Michelle Bond, CEO of the Association for Digital Asset Markets, concurred, saying that implementing a US rule to collect the names and physical addresses of a broad range of cryptocurrency holders would be "a substantial departure" from international practice.

"Doing so would have significant unintended consequences, including forcing American companies offshore, disincentivizing use of virtual asset service providers in the United States, and reducing our global leadership position in digital assets," Bond said last month.

She also objected to the quickened pace of the rulemaking. "Promulgating an interim final rule without public notice and comment circumvents the stakeholders most impacted by burdensome or unbalanced government regulations," she said.

FinCEN provided only a 15-day comment period, which ended last night. As of today, more than 6,500 comments have been received. FinCEN didn't say when it expects to issue final regulations.

Quoting exceptions to standard federal rulemaking, FinCEN said it was abbreviating the comment period because of the need to combat crime and terrorism and because it advanced a "foreign affairs function" of the US government.

In its letter submitted yesterday, Coinbase said the proposal marks a substantial change to current law. It said the  "foreign affairs function" exception to the standard 60-day comment period under the Administrative Procedure Act only applies to government-to-government agreements, which isn't the case in this rulemaking process.

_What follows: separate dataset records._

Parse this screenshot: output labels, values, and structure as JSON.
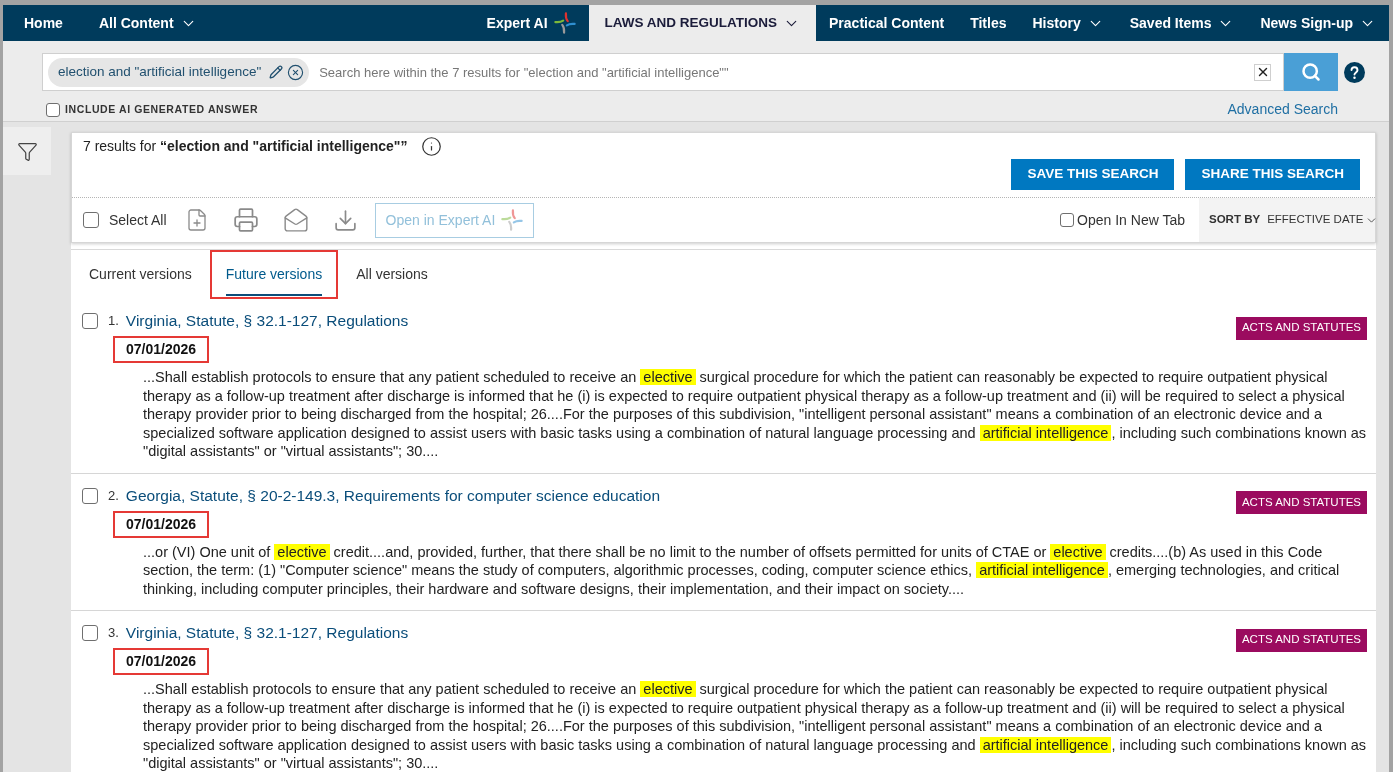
{
  "nav": {
    "left": [
      {
        "label": "Home",
        "kind": "link",
        "selected": false
      },
      {
        "label": "All Content",
        "kind": "dropdown",
        "selected": false
      }
    ],
    "right": [
      {
        "label": "Expert AI",
        "kind": "ai",
        "selected": false
      },
      {
        "label": "LAWS AND REGULATIONS",
        "kind": "dropdown",
        "selected": true
      },
      {
        "label": "Practical Content",
        "kind": "link",
        "selected": false
      },
      {
        "label": "Titles",
        "kind": "link",
        "selected": false
      },
      {
        "label": "History",
        "kind": "dropdown",
        "selected": false
      },
      {
        "label": "Saved Items",
        "kind": "dropdown",
        "selected": false
      },
      {
        "label": "News Sign-up",
        "kind": "dropdown",
        "selected": false
      }
    ]
  },
  "search": {
    "query": "election and \"artificial intelligence\"",
    "placeholder": "Search here within the 7 results for \"election and \"artificial intelligence\"\"",
    "include_ai_answer": {
      "label": "INCLUDE AI GENERATED ANSWER",
      "checked": false
    },
    "advanced_search": "Advanced Search"
  },
  "results_header": {
    "summary": "7 results for **“election and \"artificial intelligence\"”**",
    "buttons": [
      "SAVE THIS SEARCH",
      "SHARE THIS SEARCH"
    ]
  },
  "toolbar": {
    "select_all": {
      "label": "Select All",
      "checked": false
    },
    "open_in_expert_ai": {
      "label": "Open in Expert AI",
      "disabled": true
    },
    "open_in_new_tab": {
      "label": "Open In New Tab",
      "checked": false
    },
    "sort": {
      "label": "SORT BY",
      "value": "EFFECTIVE DATE"
    }
  },
  "version_tabs": [
    {
      "label": "Current versions",
      "selected": false,
      "outlined": false
    },
    {
      "label": "Future versions",
      "selected": true,
      "outlined": true
    },
    {
      "label": "All versions",
      "selected": false,
      "outlined": false
    }
  ],
  "results": [
    {
      "number": "1.",
      "title": "Virginia, Statute, § 32.1-127, Regulations",
      "badge": "ACTS AND STATUTES",
      "date": "07/01/2026",
      "date_outlined": true,
      "checked": false,
      "snippet": [
        {
          "text": "...Shall establish protocols to ensure that any patient scheduled to receive an ",
          "highlighted": false
        },
        {
          "text": "elective",
          "highlighted": true
        },
        {
          "text": " surgical procedure for which the patient can reasonably be expected to require outpatient physical therapy as a follow-up treatment after discharge is informed that he (i) is expected to require outpatient physical therapy as a follow-up treatment and (ii) will be required to select a physical therapy provider prior to being discharged from the hospital; 26....For the purposes of this subdivision, \"intelligent personal assistant\" means a combination of an electronic device and a specialized software application designed to assist users with basic tasks using a combination of natural language processing and ",
          "highlighted": false
        },
        {
          "text": "artificial intelligence",
          "highlighted": true
        },
        {
          "text": ", including such combinations known as \"digital assistants\" or \"virtual assistants\"; 30....",
          "highlighted": false
        }
      ]
    },
    {
      "number": "2.",
      "title": "Georgia, Statute, § 20-2-149.3, Requirements for computer science education",
      "badge": "ACTS AND STATUTES",
      "date": "07/01/2026",
      "date_outlined": true,
      "checked": false,
      "snippet": [
        {
          "text": "...or (VI) One unit of ",
          "highlighted": false
        },
        {
          "text": "elective",
          "highlighted": true
        },
        {
          "text": " credit....and, provided, further, that there shall be no limit to the number of offsets permitted for units of CTAE or ",
          "highlighted": false
        },
        {
          "text": "elective",
          "highlighted": true
        },
        {
          "text": " credits....(b) As used in this Code section, the term: (1) \"Computer science\" means the study of computers, algorithmic processes, coding, computer science ethics, ",
          "highlighted": false
        },
        {
          "text": "artificial intelligence",
          "highlighted": true
        },
        {
          "text": ", emerging technologies, and critical thinking, including computer principles, their hardware and software designs, their implementation, and their impact on society....",
          "highlighted": false
        }
      ]
    },
    {
      "number": "3.",
      "title": "Virginia, Statute, § 32.1-127, Regulations",
      "badge": "ACTS AND STATUTES",
      "date": "07/01/2026",
      "date_outlined": true,
      "checked": false,
      "snippet": [
        {
          "text": "...Shall establish protocols to ensure that any patient scheduled to receive an ",
          "highlighted": false
        },
        {
          "text": "elective",
          "highlighted": true
        },
        {
          "text": " surgical procedure for which the patient can reasonably be expected to require outpatient physical therapy as a follow-up treatment after discharge is informed that he (i) is expected to require outpatient physical therapy as a follow-up treatment and (ii) will be required to select a physical therapy provider prior to being discharged from the hospital; 26....For the purposes of this subdivision, \"intelligent personal assistant\" means a combination of an electronic device and a specialized software application designed to assist users with basic tasks using a combination of natural language processing and ",
          "highlighted": false
        },
        {
          "text": "artificial intelligence",
          "highlighted": true
        },
        {
          "text": ", including such combinations known as \"digital assistants\" or \"virtual assistants\"; 30....",
          "highlighted": false
        }
      ]
    }
  ]
}
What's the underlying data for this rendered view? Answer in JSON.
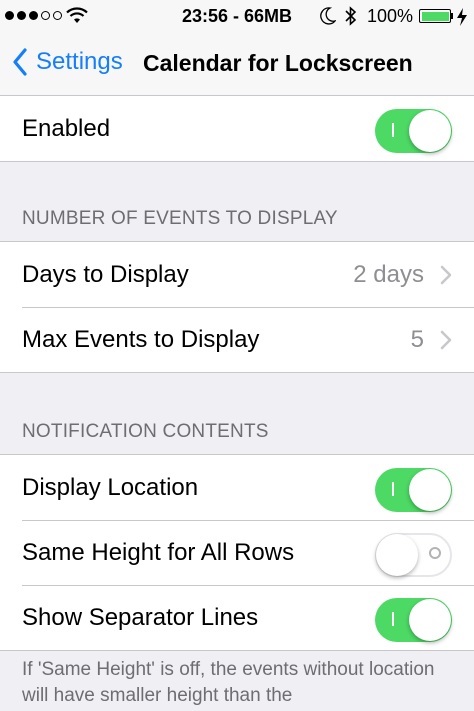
{
  "status_bar": {
    "signal_dots_filled": 3,
    "signal_dots_empty": 2,
    "time": "23:56 - 66MB",
    "battery_percent": "100%",
    "battery_level": 1.0,
    "battery_color": "#4cd964"
  },
  "nav": {
    "back_label": "Settings",
    "title": "Calendar for Lockscreen",
    "accent_color": "#147efb"
  },
  "enabled_group": {
    "label": "Enabled",
    "toggle_on": true
  },
  "events_section": {
    "header": "NUMBER OF EVENTS TO DISPLAY",
    "rows": [
      {
        "label": "Days to Display",
        "value": "2 days"
      },
      {
        "label": "Max Events to Display",
        "value": "5"
      }
    ]
  },
  "notification_section": {
    "header": "NOTIFICATION CONTENTS",
    "rows": [
      {
        "label": "Display Location",
        "toggle_on": true
      },
      {
        "label": "Same Height for All Rows",
        "toggle_on": false
      },
      {
        "label": "Show Separator Lines",
        "toggle_on": true
      }
    ],
    "footer": "If 'Same Height' is off, the events without location will have smaller height than the"
  },
  "icons": {
    "back": "chevron-left-icon",
    "disclosure": "chevron-right-icon",
    "wifi": "wifi-icon",
    "moon": "moon-icon",
    "bluetooth": "bluetooth-icon",
    "charging": "bolt-icon"
  },
  "switch_on_color": "#4cd964"
}
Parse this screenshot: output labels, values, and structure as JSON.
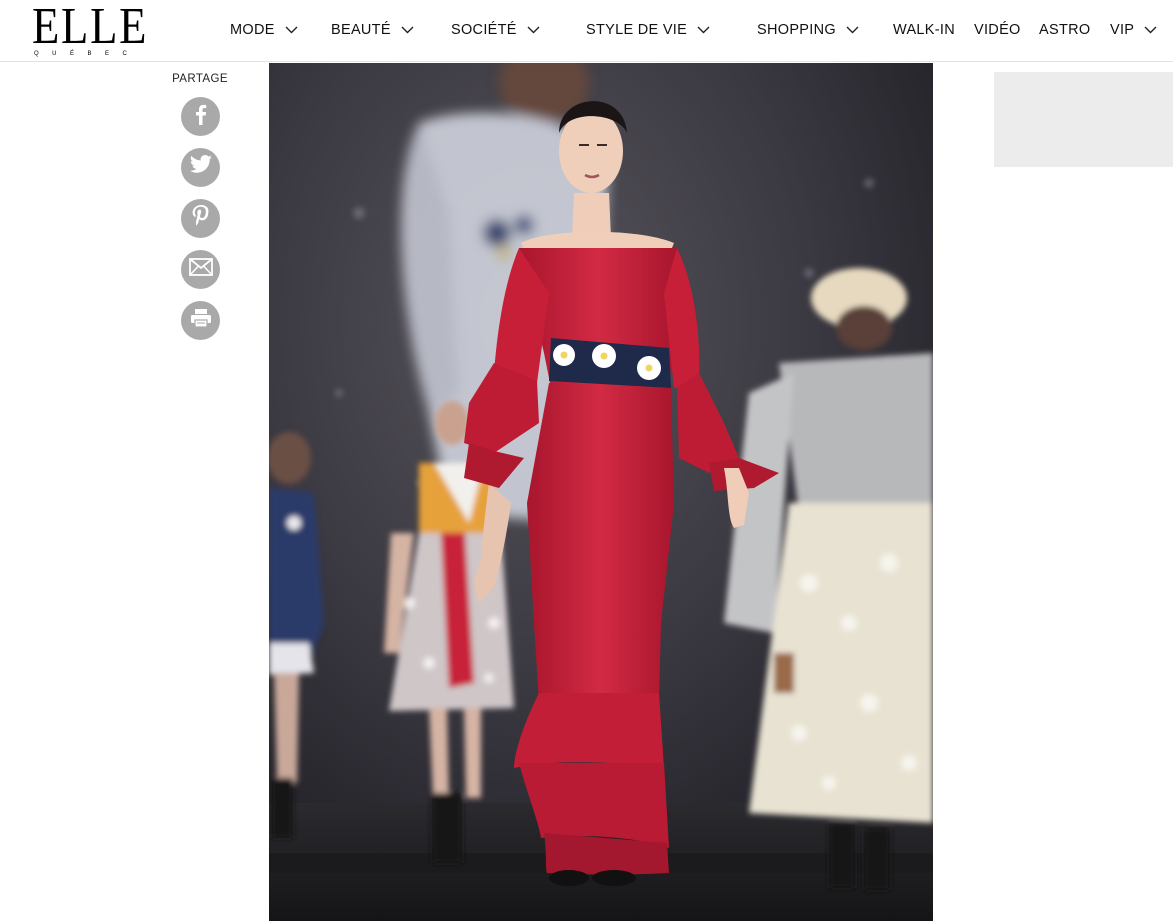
{
  "logo": {
    "main": "ELLE",
    "sub": "QUÉBEC"
  },
  "nav": {
    "items": [
      {
        "label": "MODE",
        "has_dropdown": true
      },
      {
        "label": "BEAUTÉ",
        "has_dropdown": true
      },
      {
        "label": "SOCIÉTÉ",
        "has_dropdown": true
      },
      {
        "label": "STYLE DE VIE",
        "has_dropdown": true
      },
      {
        "label": "SHOPPING",
        "has_dropdown": true
      },
      {
        "label": "WALK-IN",
        "has_dropdown": false
      },
      {
        "label": "VIDÉO",
        "has_dropdown": false
      },
      {
        "label": "ASTRO",
        "has_dropdown": false
      },
      {
        "label": "VIP",
        "has_dropdown": true
      }
    ]
  },
  "share": {
    "label": "PARTAGE",
    "buttons": [
      {
        "icon": "facebook-icon"
      },
      {
        "icon": "twitter-icon"
      },
      {
        "icon": "pinterest-icon"
      },
      {
        "icon": "email-icon"
      },
      {
        "icon": "print-icon"
      }
    ]
  },
  "hero": {
    "icon": "runway-photo"
  },
  "colors": {
    "share_button": "#a9a9a9",
    "ad_placeholder": "#ececec",
    "header_border": "#e2e2e2",
    "dress_red": "#c8213a"
  }
}
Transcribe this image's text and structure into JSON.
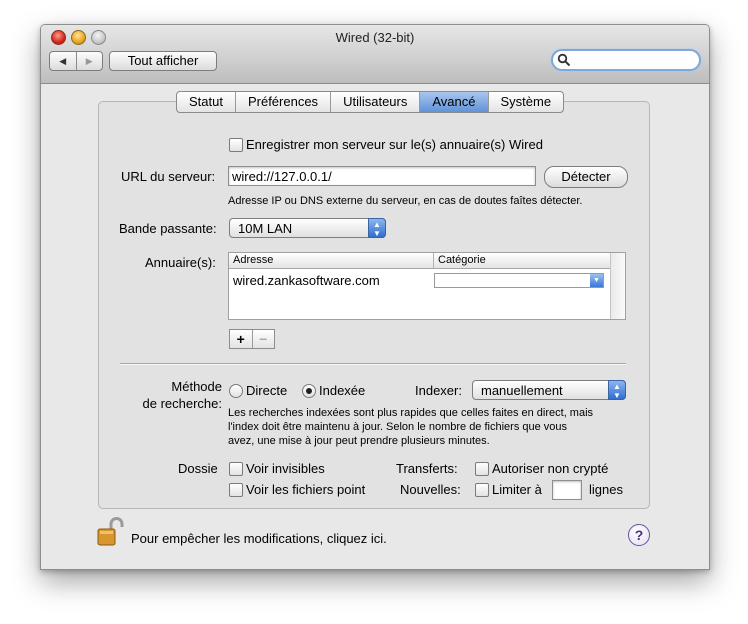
{
  "window": {
    "title": "Wired (32-bit)"
  },
  "toolbar": {
    "back_glyph": "◀",
    "forward_glyph": "▶",
    "show_all_label": "Tout afficher",
    "search_value": ""
  },
  "tabs": [
    {
      "label": "Statut",
      "active": false
    },
    {
      "label": "Préférences",
      "active": false
    },
    {
      "label": "Utilisateurs",
      "active": false
    },
    {
      "label": "Avancé",
      "active": true
    },
    {
      "label": "Système",
      "active": false
    }
  ],
  "register": {
    "label": "Enregistrer mon serveur sur le(s) annuaire(s) Wired",
    "checked": false
  },
  "server_url": {
    "label": "URL du serveur:",
    "value": "wired://127.0.0.1/",
    "detect_label": "Détecter",
    "hint": "Adresse IP ou DNS externe du serveur, en cas de doutes faîtes détecter."
  },
  "bandwidth": {
    "label": "Bande passante:",
    "value": "10M LAN"
  },
  "trackers": {
    "label": "Annuaire(s):",
    "columns": [
      "Adresse",
      "Catégorie"
    ],
    "rows": [
      {
        "address": "wired.zankasoftware.com",
        "category": ""
      }
    ],
    "add_label": "+",
    "remove_label": "−"
  },
  "search_method": {
    "label_line1": "Méthode",
    "label_line2": "de recherche:",
    "option_direct": "Directe",
    "option_indexed": "Indexée",
    "selected": "Indexée",
    "indexer_label": "Indexer:",
    "indexer_value": "manuellement",
    "description_line1": "Les recherches indexées sont plus rapides que celles faites en direct, mais",
    "description_line2": "l'index doit être maintenu à jour. Selon le nombre de fichiers que vous",
    "description_line3": "avez, une mise à jour peut prendre plusieurs minutes."
  },
  "files": {
    "label": "Dossie",
    "show_invisible": "Voir invisibles",
    "show_dot_files": "Voir les fichiers point"
  },
  "transfers": {
    "label": "Transferts:",
    "allow_unencrypted": "Autoriser non crypté"
  },
  "news": {
    "label": "Nouvelles:",
    "limit_label": "Limiter à",
    "limit_value": "",
    "limit_unit": "lignes"
  },
  "footer": {
    "lock_text": "Pour empêcher les modifications, cliquez ici.",
    "help_glyph": "?"
  }
}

Coinbase also said FinCEN offered no evidence that prompt implementation of the rule would have a greater impact in fighting crime and terrorism than would a longer period of comment and discussion with industry.

"Coinbase asks Treasury to withdraw the Proposed Rule and engage in earnest with the cryptocurrency industry and the public on how to achieve its goals while maintaining the integrity of the crypotcurrency ecosystem and protecting the privacy of its users," wrote Paul Grewal, Coinbase's chief legal officer.

Also, nine members of Congress last week asked FinCEN to extend the comment period from 15 to 60 days and to consider a time frame of about six months to implement any final rules.

FinCEN had requested feedback on the competing goals of combatting malign finance and protecting privacy. "Has FinCEN struck a reasonable balance between financial inclusion and consumer privacy and the importance of preventing terrorism financing, money laundering, and other illicit financial activity?" FinCEN asked in its request for comments.

The answer came back from many quarters as an emphatic "no."

"This requirement flies in the face of Americans’ reasonable interest in privacy, forcing everyday Americans to provide their name and physical address not just to FinCEN and a regulated institution, but to every counterparty with whom they wish to transact using cryptocurrency," wrote Matt Corallo, a Bitcoin developer.

Chris Simmons, a Bitcoin investor, summed up attitudes repeated throughout the comments. "I believe the proposed regulations on unhosted wallets are being made in a hasty manner, will stifle innovation, are an invasion of personal privacy and liberty, and ultimately endanger the citizens of the USA," Simmons said.